La emoción le ensombreció las facciones; apartó la mirada de ella.

– Cuando era joven, me enamoré. Ella era camarera de un salón de té. -Hablaba como si cada palabra fuera un latigazo en sus carnes-. Yo era un samurái de una familia de orgullosa y arraigada estirpe. -Con todo, un atisbo de sonrisa decía que se regodeaba hiriéndose a sí mismo-. Queríamos casarnos, pero pertenecíamos a mundos diferentes. Decidimos que si no podíamos vivir juntos, moriríamos juntos. Una noche fuimos al puente de Riogoku. Nos atamos el uno al otro con una cuerda. Nos juramos amor eterno y saltamos.

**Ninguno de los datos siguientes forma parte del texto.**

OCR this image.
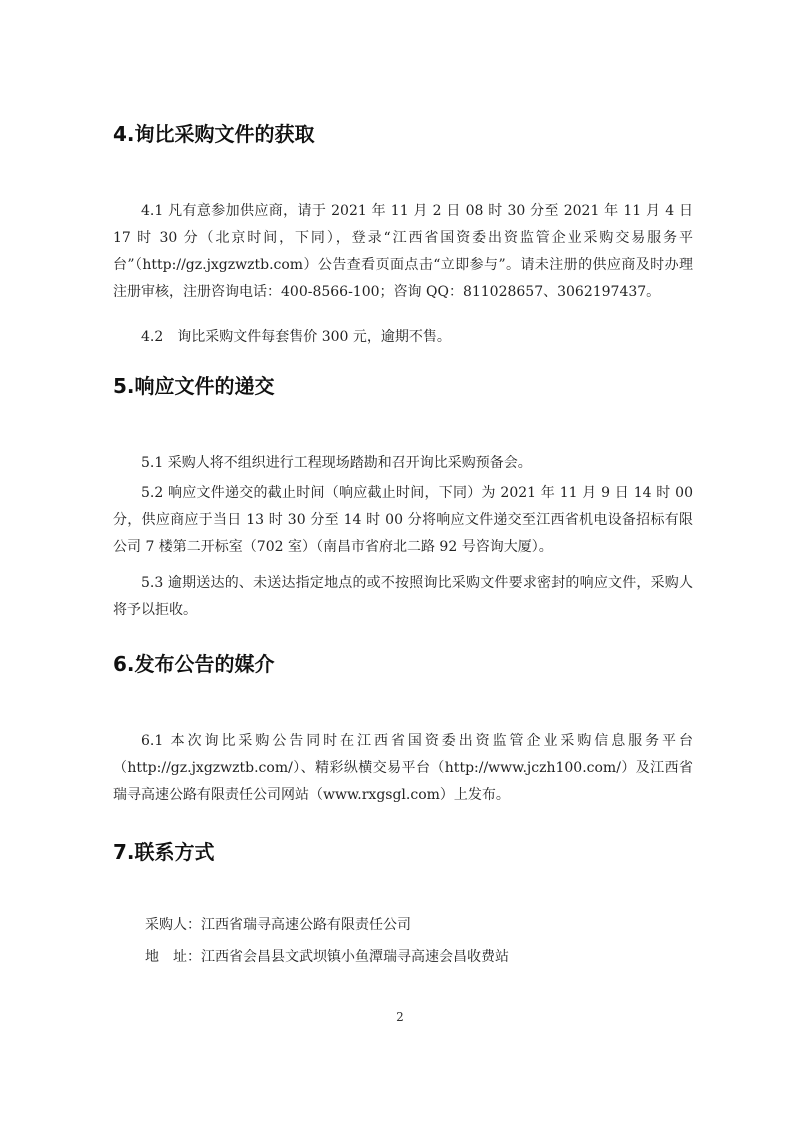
4.询比采购文件的获取

4.1 凡有意参加供应商，请于 2021 年 11 月 2 日 08 时 30 分至 2021 年 11 月 4 日 17 时 30 分（北京时间，下同），登录“江西省国资委出资监管企业采购交易服务平台”（http://gz.jxgzwztb.com）公告查看页面点击“立即参与”。请未注册的供应商及时办理注册审核，注册咨询电话：400-8566-100；咨询 QQ：811028657、3062197437。

4.2　询比采购文件每套售价 300 元，逾期不售。

5.响应文件的递交

5.1 采购人将不组织进行工程现场踏勘和召开询比采购预备会。

5.2 响应文件递交的截止时间（响应截止时间，下同）为 2021 年 11 月 9 日 14 时 00 分，供应商应于当日 13 时 30 分至 14 时 00 分将响应文件递交至江西省机电设备招标有限公司 7 楼第二开标室（702 室）（南昌市省府北二路 92 号咨询大厦）。

5.3 逾期送达的、未送达指定地点的或不按照询比采购文件要求密封的响应文件，采购人将予以拒收。

6.发布公告的媒介

6.1 本次询比采购公告同时在江西省国资委出资监管企业采购信息服务平台（http://gz.jxgzwztb.com/）、精彩纵横交易平台（http://www.jczh100.com/）及江西省瑞寻高速公路有限责任公司网站（www.rxgsgl.com）上发布。

7.联系方式

采购人：江西省瑞寻高速公路有限责任公司

地　址：江西省会昌县文武坝镇小鱼潭瑞寻高速会昌收费站

2
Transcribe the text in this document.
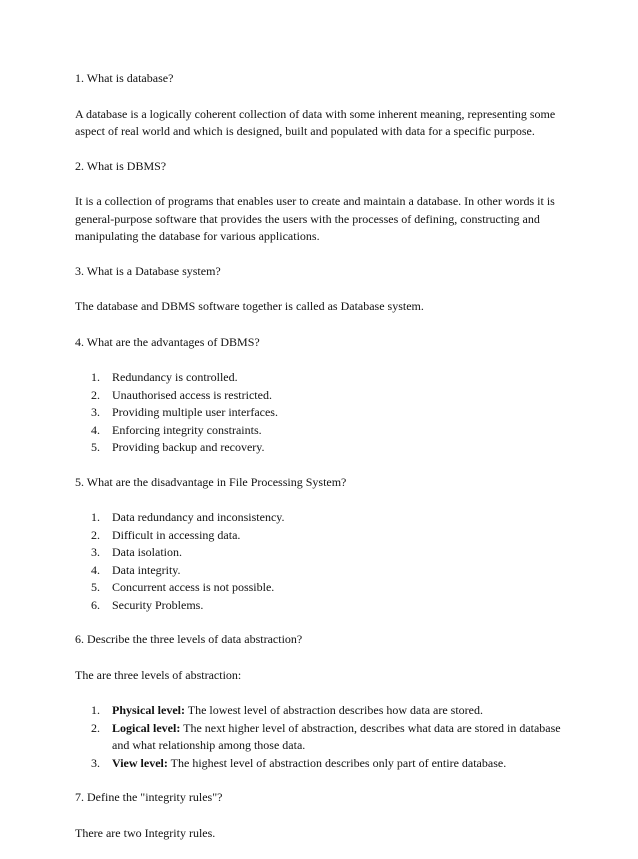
1. What is database?
A database is a logically coherent collection of data with some inherent meaning, representing some aspect of real world and which is designed, built and populated with data for a specific purpose.
2. What is DBMS?
It is a collection of programs that enables user to create and maintain a database. In other words it is general-purpose software that provides the users with the processes of defining, constructing and manipulating the database for various applications.
3. What is a Database system?
The database and DBMS software together is called as Database system.
4. What are the advantages of DBMS?
1. Redundancy is controlled.
2. Unauthorised access is restricted.
3. Providing multiple user interfaces.
4. Enforcing integrity constraints.
5. Providing backup and recovery.
5. What are the disadvantage in File Processing System?
1. Data redundancy and inconsistency.
2. Difficult in accessing data.
3. Data isolation.
4. Data integrity.
5. Concurrent access is not possible.
6. Security Problems.
6. Describe the three levels of data abstraction?
The are three levels of abstraction:
1. Physical level: The lowest level of abstraction describes how data are stored.
2. Logical level: The next higher level of abstraction, describes what data are stored in database and what relationship among those data.
3. View level: The highest level of abstraction describes only part of entire database.
7. Define the "integrity rules"?
There are two Integrity rules.
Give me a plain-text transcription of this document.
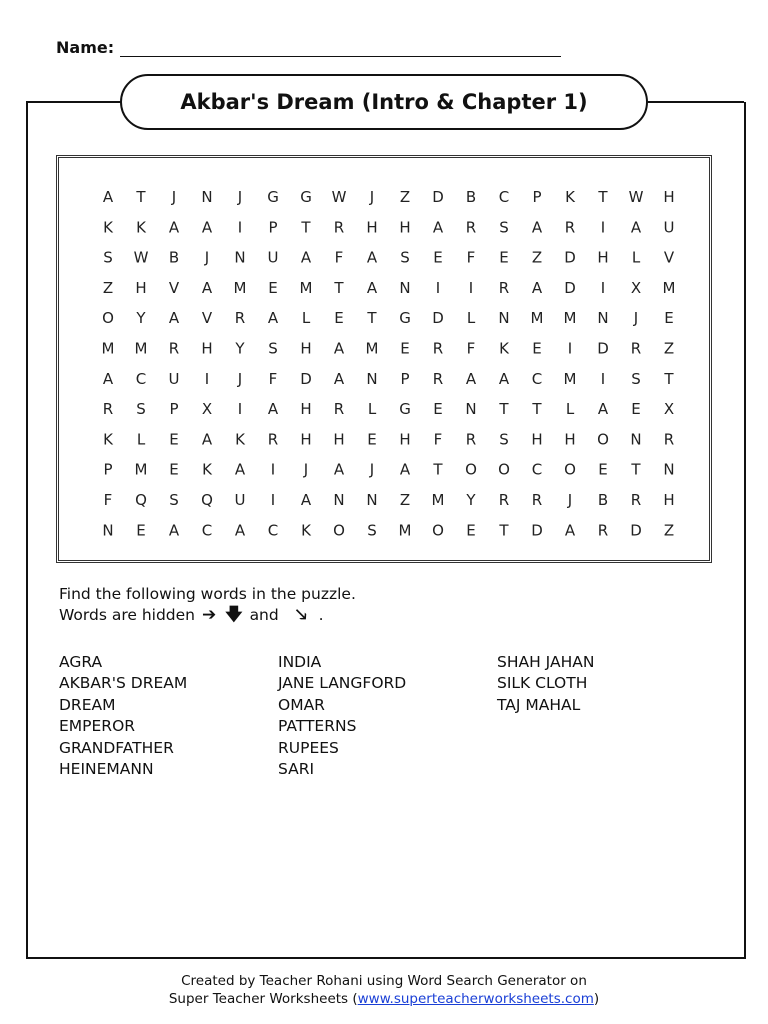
Name:
Akbar's Dream (Intro & Chapter 1)
A T J N J G G W J Z D B C P K T W H
K K A A I P T R H H A R S A R I A U
S W B J N U A F A S E F E Z D H L V
Z H V A M E M T A N I I R A D I X M
O Y A V R A L E T G D L N M M N J E
M M R H Y S H A M E R F K E I D R Z
A C U I J F D A N P R A A C M I S T
R S P X I A H R L G E N T T L A E X
K L E A K R H H E H F R S H H O N R
P M E K A I J A J A T O O C O E T N
F Q S Q U I A N N Z M Y R R J B R H
N E A C A C K O S M O E T D A R D Z
Find the following words in the puzzle.
Words are hidden ➔ 🡇 and 🡖 .
AGRA
AKBAR'S DREAM
DREAM
EMPEROR
GRANDFATHER
HEINEMANN
INDIA
JANE LANGFORD
OMAR
PATTERNS
RUPEES
SARI
SHAH JAHAN
SILK CLOTH
TAJ MAHAL
Created by Teacher Rohani using Word Search Generator on
Super Teacher Worksheets (www.superteacherworksheets.com)
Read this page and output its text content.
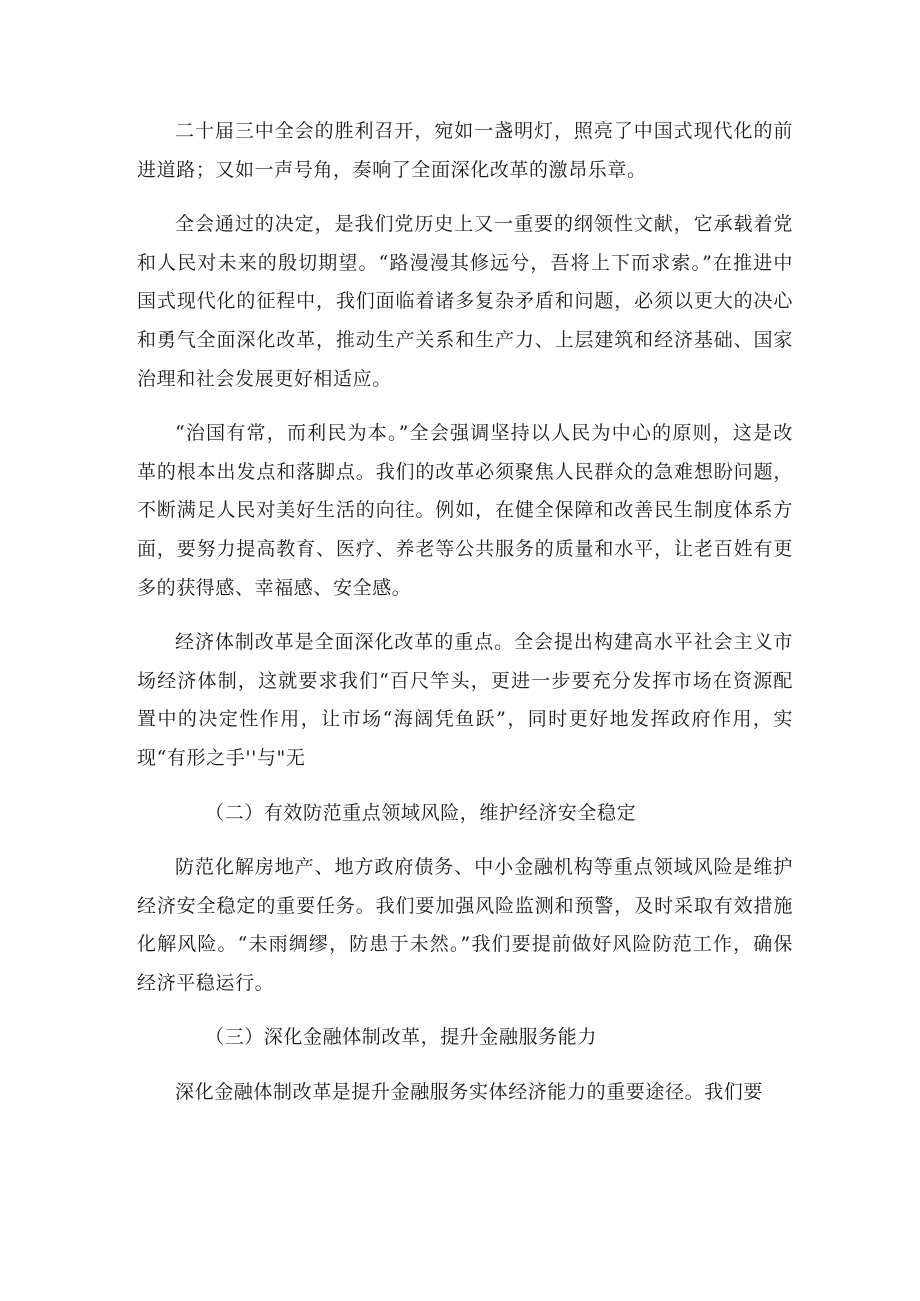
二十届三中全会的胜利召开，宛如一盏明灯，照亮了中国式现代化的前进道路；又如一声号角，奏响了全面深化改革的激昂乐章。

全会通过的决定，是我们党历史上又一重要的纲领性文献，它承载着党和人民对未来的殷切期望。“路漫漫其修远兮，吾将上下而求索。”在推进中国式现代化的征程中，我们面临着诸多复杂矛盾和问题，必须以更大的决心和勇气全面深化改革，推动生产关系和生产力、上层建筑和经济基础、国家治理和社会发展更好相适应。

“治国有常，而利民为本。”全会强调坚持以人民为中心的原则，这是改革的根本出发点和落脚点。我们的改革必须聚焦人民群众的急难想盼问题，不断满足人民对美好生活的向往。例如，在健全保障和改善民生制度体系方面，要努力提高教育、医疗、养老等公共服务的质量和水平，让老百姓有更多的获得感、幸福感、安全感。

经济体制改革是全面深化改革的重点。全会提出构建高水平社会主义市场经济体制，这就要求我们“百尺竿头，更进一步要充分发挥市场在资源配置中的决定性作用，让市场“海阔凭鱼跃”，同时更好地发挥政府作用，实现“有形之手''与"无

（二）有效防范重点领域风险，维护经济安全稳定

防范化解房地产、地方政府债务、中小金融机构等重点领域风险是维护经济安全稳定的重要任务。我们要加强风险监测和预警，及时采取有效措施化解风险。“未雨绸缪，防患于未然。”我们要提前做好风险防范工作，确保经济平稳运行。

（三）深化金融体制改革，提升金融服务能力

深化金融体制改革是提升金融服务实体经济能力的重要途径。我们要
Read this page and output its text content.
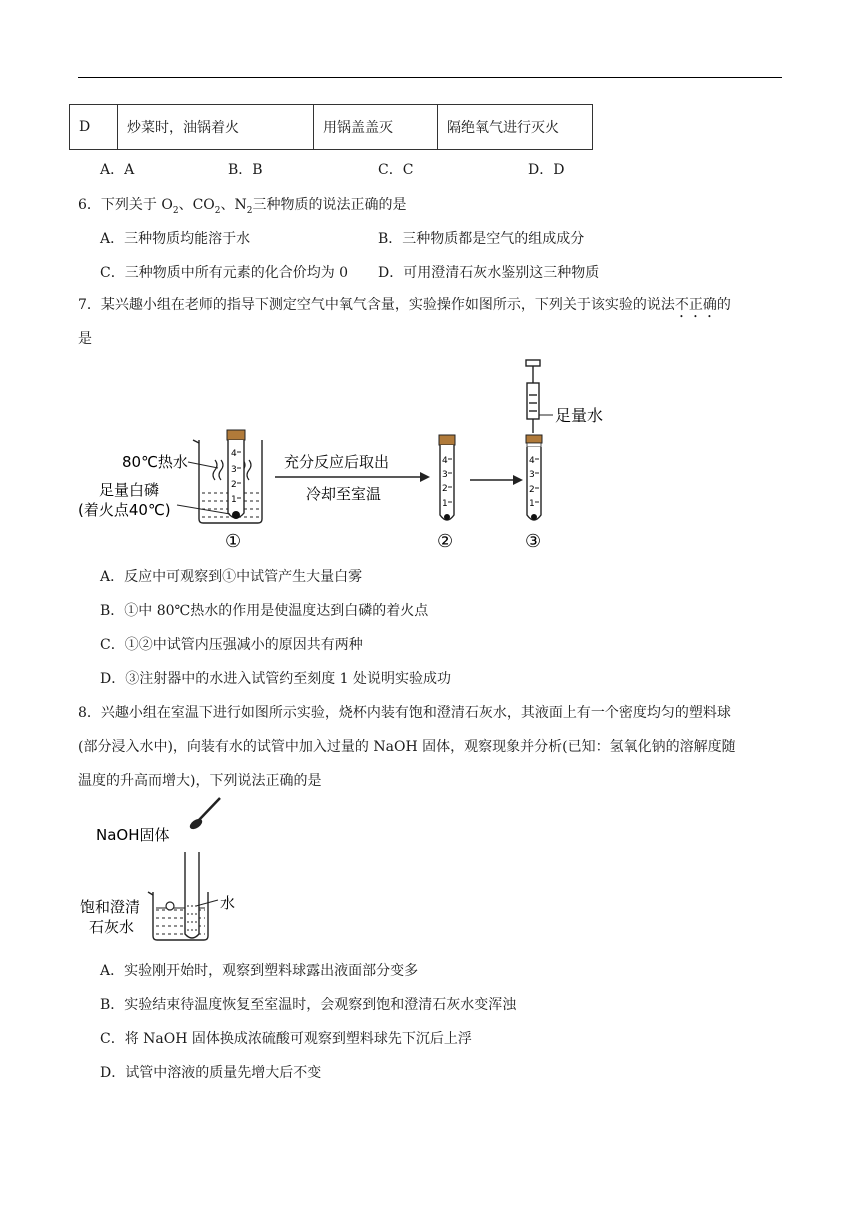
D	炒菜时，油锅着火	用锅盖盖灭	隔绝氧气进行灭火
A．A	B．B	C．C	D．D
6．下列关于 $O_2$、$CO_2$、$N_2$三种物质的说法正确的是
A．三种物质均能溶于水	B．三种物质都是空气的组成成分
C．三种物质中所有元素的化合价均为 0 D．可用澄清石灰水鉴别这三种物质
7．某兴趣小组在老师的指导下测定空气中氧气含量，实验操作如图所示，下列关于该实验的说法不正确的
是
4
3
2
1
80℃热水
足量白磷
(着火点40℃)
①
充分反应后取出
冷却至室温
4
3
2
1
②
足量水
4
3
2
1
③
A．反应中可观察到①中试管产生大量白雾
B．①中 80℃热水的作用是使温度达到白磷的着火点
C．①②中试管内压强减小的原因共有两种
D．③注射器中的水进入试管约至刻度 1 处说明实验成功
8．兴趣小组在室温下进行如图所示实验，烧杯内装有饱和澄清石灰水，其液面上有一个密度均匀的塑料球
(部分浸入水中)，向装有水的试管中加入过量的 NaOH 固体，观察现象并分析(已知：氢氧化钠的溶解度随
温度的升高而增大)，下列说法正确的是
NaOH固体
水
饱和澄清
石灰水
A．实验刚开始时，观察到塑料球露出液面部分变多
B．实验结束待温度恢复至室温时，会观察到饱和澄清石灰水变浑浊
C．将 NaOH 固体换成浓硫酸可观察到塑料球先下沉后上浮
D．试管中溶液的质量先增大后不变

Era una vieja historia, motivo de muchas obras de kabuki. Los pactos suicidas eran populares entre los amantes ilícitos. Reiko dijo:

– Pero tú estás…

– Vivo -finalizó Kanai-. Cuando caímos al río, ella se ahogó casi de inmediato. Renunció a su vida con facilidad. Pero yo… -Tomó un aliento tembloroso-. Fue como si mi cuerpo tuviera voluntad propia y no quisiera morir. Mientras nos arrastraba la corriente, me debatí hasta que las cuerdas que me ataban a ella se aflojaron. Nadé hasta un muelle. Un policía me encontró allí. Su cuerpo apareció río abajo al día siguiente. Y me convirtieron en paria.

Era el castigo usual para los supervivientes de un pacto de suicidio. Al escrutar su expresión sombría, Reiko se dio cuenta de que Kanai todavía lloraba a su amada.